Thought: I can count the number of rows in the Employee table to answer the question.
Action: sql_db_query
Action Input: SELECT COUNT(*) FROM Employee;
[(8,)]

Agent在看完查詢結果後認為已經能回答最後答案了，於是回答出最終的答案。

Thought: I now know the final answer
Final Answer: There are 8 employees.

> Finished chain.
There are 8 employees.

Chain和Agent差異

從Agent在完成Text-to-SQL的任務過程中可以發現，透過Agent可以讓LLM作為大腦來依據不同的情境動態決定下一步該執行什麼動作，Chain和Agent的比較可以參考下表(The table is craeted by Copilot)

	Chains	Agents
目的	設計來執行一系列預定的步驟，按照特定順序進行。每個步驟處理輸入並將其傳遞到下一步。	設計來執行動態任務，步驟並非預定。在當前上下文和可用工具的基礎上即時做出決策。
結構	線性結構，每個步驟明確定義並按順序執行。	使用思考、行動和觀察的循環。根據當前上下文和結果調整步驟。
靈活性	靈活性較低，遵循預定路徑，不會根據新信息或環境變化動態調整行為。	高度靈活，能夠適應新信息和變化的條件。

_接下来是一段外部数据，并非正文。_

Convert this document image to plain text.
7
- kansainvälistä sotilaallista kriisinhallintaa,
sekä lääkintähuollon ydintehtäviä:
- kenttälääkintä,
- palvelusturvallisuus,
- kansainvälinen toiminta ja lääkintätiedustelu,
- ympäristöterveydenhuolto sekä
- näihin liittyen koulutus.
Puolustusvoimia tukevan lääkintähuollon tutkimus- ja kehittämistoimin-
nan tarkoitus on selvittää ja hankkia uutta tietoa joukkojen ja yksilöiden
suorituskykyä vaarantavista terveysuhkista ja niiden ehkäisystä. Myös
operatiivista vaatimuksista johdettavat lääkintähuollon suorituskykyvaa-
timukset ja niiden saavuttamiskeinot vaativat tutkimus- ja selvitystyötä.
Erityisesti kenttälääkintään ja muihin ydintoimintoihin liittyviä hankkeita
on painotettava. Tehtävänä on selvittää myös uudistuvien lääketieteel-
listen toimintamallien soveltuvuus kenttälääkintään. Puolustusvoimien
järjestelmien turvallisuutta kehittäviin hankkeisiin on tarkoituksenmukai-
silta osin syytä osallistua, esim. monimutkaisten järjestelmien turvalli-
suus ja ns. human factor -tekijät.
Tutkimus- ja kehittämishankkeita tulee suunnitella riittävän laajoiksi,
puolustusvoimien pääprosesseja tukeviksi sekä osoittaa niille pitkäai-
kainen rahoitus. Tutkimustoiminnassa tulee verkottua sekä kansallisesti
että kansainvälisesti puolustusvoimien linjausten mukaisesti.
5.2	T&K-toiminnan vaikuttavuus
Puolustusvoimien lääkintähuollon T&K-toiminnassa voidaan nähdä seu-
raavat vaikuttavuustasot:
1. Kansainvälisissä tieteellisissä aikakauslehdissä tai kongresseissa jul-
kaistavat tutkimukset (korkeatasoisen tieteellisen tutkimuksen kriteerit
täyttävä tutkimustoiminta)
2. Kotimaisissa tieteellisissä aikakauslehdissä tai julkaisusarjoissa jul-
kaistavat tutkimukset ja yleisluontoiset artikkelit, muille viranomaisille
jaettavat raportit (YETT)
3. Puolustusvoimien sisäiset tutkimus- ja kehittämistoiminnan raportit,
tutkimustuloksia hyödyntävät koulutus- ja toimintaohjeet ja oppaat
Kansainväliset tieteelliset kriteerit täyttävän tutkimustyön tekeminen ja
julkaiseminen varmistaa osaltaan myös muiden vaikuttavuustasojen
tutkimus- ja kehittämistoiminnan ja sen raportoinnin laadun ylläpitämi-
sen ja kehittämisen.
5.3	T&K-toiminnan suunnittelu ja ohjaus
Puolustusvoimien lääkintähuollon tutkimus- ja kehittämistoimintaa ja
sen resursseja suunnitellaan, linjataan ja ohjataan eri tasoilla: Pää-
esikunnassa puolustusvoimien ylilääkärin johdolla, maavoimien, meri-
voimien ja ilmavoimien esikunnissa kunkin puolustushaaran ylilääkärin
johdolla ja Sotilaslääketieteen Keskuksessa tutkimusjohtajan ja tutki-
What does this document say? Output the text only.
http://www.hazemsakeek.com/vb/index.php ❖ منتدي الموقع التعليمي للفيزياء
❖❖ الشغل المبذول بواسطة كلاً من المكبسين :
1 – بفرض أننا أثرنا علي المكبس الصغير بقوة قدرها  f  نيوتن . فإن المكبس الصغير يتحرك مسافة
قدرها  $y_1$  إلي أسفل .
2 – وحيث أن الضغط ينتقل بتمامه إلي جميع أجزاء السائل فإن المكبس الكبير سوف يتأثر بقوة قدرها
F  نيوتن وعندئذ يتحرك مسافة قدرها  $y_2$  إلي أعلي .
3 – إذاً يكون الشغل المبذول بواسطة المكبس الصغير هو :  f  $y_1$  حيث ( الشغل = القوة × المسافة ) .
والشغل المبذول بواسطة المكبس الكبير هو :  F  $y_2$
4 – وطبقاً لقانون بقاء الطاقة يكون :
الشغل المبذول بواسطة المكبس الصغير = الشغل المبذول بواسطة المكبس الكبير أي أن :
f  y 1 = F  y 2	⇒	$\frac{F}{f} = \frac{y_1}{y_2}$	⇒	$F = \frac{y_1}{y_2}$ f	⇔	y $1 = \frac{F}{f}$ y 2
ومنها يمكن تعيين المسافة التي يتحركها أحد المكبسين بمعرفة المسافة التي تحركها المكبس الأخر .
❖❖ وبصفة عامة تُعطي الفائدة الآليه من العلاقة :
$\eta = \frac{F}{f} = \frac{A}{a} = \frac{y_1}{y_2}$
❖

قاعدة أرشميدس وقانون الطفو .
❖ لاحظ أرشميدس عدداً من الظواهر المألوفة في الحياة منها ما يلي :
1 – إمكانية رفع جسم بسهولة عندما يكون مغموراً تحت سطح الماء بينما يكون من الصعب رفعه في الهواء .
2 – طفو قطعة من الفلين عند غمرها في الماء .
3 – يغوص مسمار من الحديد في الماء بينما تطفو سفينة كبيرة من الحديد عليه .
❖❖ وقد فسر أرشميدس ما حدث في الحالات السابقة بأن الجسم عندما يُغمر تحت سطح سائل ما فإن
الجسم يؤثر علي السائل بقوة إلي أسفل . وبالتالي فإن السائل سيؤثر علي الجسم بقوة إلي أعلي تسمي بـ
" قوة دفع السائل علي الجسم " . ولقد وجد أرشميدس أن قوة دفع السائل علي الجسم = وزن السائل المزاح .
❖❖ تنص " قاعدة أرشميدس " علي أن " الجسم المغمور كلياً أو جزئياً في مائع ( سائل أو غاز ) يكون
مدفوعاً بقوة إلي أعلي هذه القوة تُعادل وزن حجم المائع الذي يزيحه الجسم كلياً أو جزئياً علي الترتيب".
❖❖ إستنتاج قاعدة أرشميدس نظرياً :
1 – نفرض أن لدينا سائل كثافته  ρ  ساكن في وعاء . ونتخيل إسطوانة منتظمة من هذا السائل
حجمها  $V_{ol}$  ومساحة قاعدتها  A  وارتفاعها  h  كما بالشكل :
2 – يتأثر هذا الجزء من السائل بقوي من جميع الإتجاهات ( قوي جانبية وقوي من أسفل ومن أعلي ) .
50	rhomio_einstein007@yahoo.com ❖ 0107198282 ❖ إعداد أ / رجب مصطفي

可以根據當前上下文從多種行動和工具中進行選擇。
使用案例	適合具有明確線性工作流程的任務，如數據處理管道、文本轉換序列和已知步驟的例行操作。	適用於複雜、不可預測的任務，如互動應用程序、實時決策系統和需要適應行為的任務。
總結	線性，預定步驟，靈活性較低，適合例行的線性工作流程。	動態，決策循環，高度靈活，適合複雜、適應性任務。

參考資料:
Q&A over SQL - Agents
Weng, Lilian. (Jun 2023). “LLM-powered Autonomous Agents”. Lil’Log.